Traditionally, there has been a trade-off perceived between protecting the environment and economic growth. But sustainability analysts reject this trade-off and argue that economic growth requires effective environmental stewardship. According to New York Times columnist Thomas Friedman, “green is the new red, white and blue.”
In his article “The Power of Green,” Friedman argues that green is not about cutting back. “It’s about creating a new cornucopia of abundance … It’s about getting our best brains out of hedge funds and into innovations that will not only give us the clean-power industrial assets to preserve our American dream but also give us the technologies that billions of others need to realize their own dreams without destroying the planet.”
That’s the goal of the Green-For-All campaign, which pushed Congress to provide $125 million to train 30,000 people a year in green trades. While I have reservations about the new federal Energy Independence Act of 2007—it did manage to authorize $125 million for the creation of a Green Jobs program, a worker-training program that helps poor people qualify for jobs in energy-efficient construction or the renewable power/biofuels industry.
The Act also includes an annual $2 billion Energy Efficiency and Conservation Block Grant administered by the Department of Energy and the US Conference of Mayors.
This program is supposed to help local governments develop and implement energy efficiency and conservation strategies.
The goal of improving energy efficiency in building is a major theme of PlaNYC 2030, Mike Bloomberg’s sustainability plan that identified existing buildings as a significant source of greenhouse gases and concluded that incentives were necessary to encourage building owners and tenants to reduce their carbon footprint.
Now some Environmental Science and Policy Masters students at Columbia University’s School of International and Public Affairs are working with Sustainable South Bronx (SSB) to develop a “green jobs” model for New York and other cities.
The project is led by faculty advisor Gail Suchman, a Lecturer at Columbia’s SIPA and Law School, and an attorney in the environmental practice at the law firm of Stroock Stroock and Lavan.
The students are working to identify opportunities and obstacles to green-job training and recommend a business plan for the development of a green-building retrofit program.
“This is an opportunity for people to take ownership of revitalizing their neighborhoods and cities,” says Suchman. “It’s about creating jobs for a community, because we can’t wait for the government to do it any longer.”
The project takes a three-prong approach to creation of green-collar jobs:
- Analyzing incentives for economic development in areas like the South Bronx
- Requiring the equipment and technology necessary for sustainable development to be developed locally; and
- Training workers in fields such as green construction and retrofitting. The Columbia class includes 11 students with a wide variety of training and experiences.
“The diversity of folks attracted to the project is extraordinary,” says Suchman, who describes the class as a mixture of science, business and public policy interests. “It’s good to see this merger of economics and environmental protection,” Suchman adds. “I think it will really result in a new wave of environmental protection.”

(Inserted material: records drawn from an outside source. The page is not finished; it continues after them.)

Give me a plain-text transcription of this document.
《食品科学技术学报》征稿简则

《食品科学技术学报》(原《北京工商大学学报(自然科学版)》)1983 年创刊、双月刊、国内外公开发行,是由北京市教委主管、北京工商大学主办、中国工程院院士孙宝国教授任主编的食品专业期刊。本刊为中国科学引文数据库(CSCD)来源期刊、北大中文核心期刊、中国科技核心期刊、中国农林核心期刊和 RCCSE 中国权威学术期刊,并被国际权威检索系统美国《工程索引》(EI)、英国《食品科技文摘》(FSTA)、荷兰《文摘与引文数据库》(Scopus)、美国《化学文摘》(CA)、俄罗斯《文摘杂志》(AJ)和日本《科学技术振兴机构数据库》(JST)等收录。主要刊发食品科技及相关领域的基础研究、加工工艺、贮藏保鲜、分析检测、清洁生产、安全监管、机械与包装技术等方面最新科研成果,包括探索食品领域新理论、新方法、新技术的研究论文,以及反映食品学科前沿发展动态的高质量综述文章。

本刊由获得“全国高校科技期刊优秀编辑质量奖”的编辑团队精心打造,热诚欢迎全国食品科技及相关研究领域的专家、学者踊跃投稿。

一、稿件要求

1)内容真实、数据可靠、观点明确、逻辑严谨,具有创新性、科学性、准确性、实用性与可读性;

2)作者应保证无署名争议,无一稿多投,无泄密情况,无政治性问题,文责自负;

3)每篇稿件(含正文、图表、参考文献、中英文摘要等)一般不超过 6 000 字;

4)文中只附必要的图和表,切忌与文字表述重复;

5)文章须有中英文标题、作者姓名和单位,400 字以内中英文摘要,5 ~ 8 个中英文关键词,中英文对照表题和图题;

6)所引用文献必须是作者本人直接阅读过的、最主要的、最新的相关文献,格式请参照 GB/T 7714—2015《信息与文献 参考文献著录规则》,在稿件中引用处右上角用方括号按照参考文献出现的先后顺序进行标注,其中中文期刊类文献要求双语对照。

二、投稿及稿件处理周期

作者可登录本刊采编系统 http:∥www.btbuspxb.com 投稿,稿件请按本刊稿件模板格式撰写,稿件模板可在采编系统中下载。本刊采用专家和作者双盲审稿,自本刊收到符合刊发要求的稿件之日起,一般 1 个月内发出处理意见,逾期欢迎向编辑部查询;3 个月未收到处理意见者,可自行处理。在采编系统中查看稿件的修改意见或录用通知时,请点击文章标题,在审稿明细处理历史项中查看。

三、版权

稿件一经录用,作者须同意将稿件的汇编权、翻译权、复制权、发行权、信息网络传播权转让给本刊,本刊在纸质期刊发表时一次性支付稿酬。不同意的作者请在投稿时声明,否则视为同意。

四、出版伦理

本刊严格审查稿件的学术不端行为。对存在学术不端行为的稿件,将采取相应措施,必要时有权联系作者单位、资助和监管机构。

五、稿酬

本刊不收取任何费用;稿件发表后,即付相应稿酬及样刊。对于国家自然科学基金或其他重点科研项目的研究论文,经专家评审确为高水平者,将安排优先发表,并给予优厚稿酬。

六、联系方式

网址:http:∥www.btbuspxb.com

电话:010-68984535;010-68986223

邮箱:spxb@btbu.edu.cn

Sustainable South Bronx’s executive director, Majora Carter, has paid a visit to Suchman’s class and has kept up on their progress through e-mails and phone conversations.
“She inspired the students, and she wrote in an e-mail that she was inspired by them,” Suchman says.
Sustainable South Bronx runs the Bronx Environmental Stewardship Training program, which trains people in riverine and estuarine restoration.
The 10-week program shares the Green-For-All mission: giving ownership to workers who have an economic stake in the future of their local environment. According to Suchman, the green-jobs initiative is a broader view of what can be done.
It involves retrofits, environmental auditing and will expand on programs such as the green-roofs project, which involves replacing traditional roof tops with plantings that absorb rain water and provide building insulation. A green economy requires the help of government and nonprofits to push it along, but in the end depends on the private marketplace.
“To a degree, the market is already at work on this project — because some venture capitalists and companies understand that clean-tech is going to be the next great global industry,” Friedman writes.
This emphasis on green jobs has the potential of transforming the environmental justice movement from a defense operation designed to reduce the impact of pollution on poor people, to a creative coalition to improve local economies while improving environmental quality.
Suchman observed that the environmental justice movement in New York has operated for more than 15 years. When it began it was mostly about fighting toxics and pollution. Today, it has been so successful that it is shifting its focus from lawsuits and litigation to community revitalization.
“The Green-For-All project is a natural extension of all the environmental justice groups’ mission. This is an opportunity to be proactive in community vitalization and to create jobs that can’t go overseas,” Suchman says.
I am grateful for the reporting and research assistance on this piece provided by Sara Schonhardt, (Columbia Journalism School Class of 2008).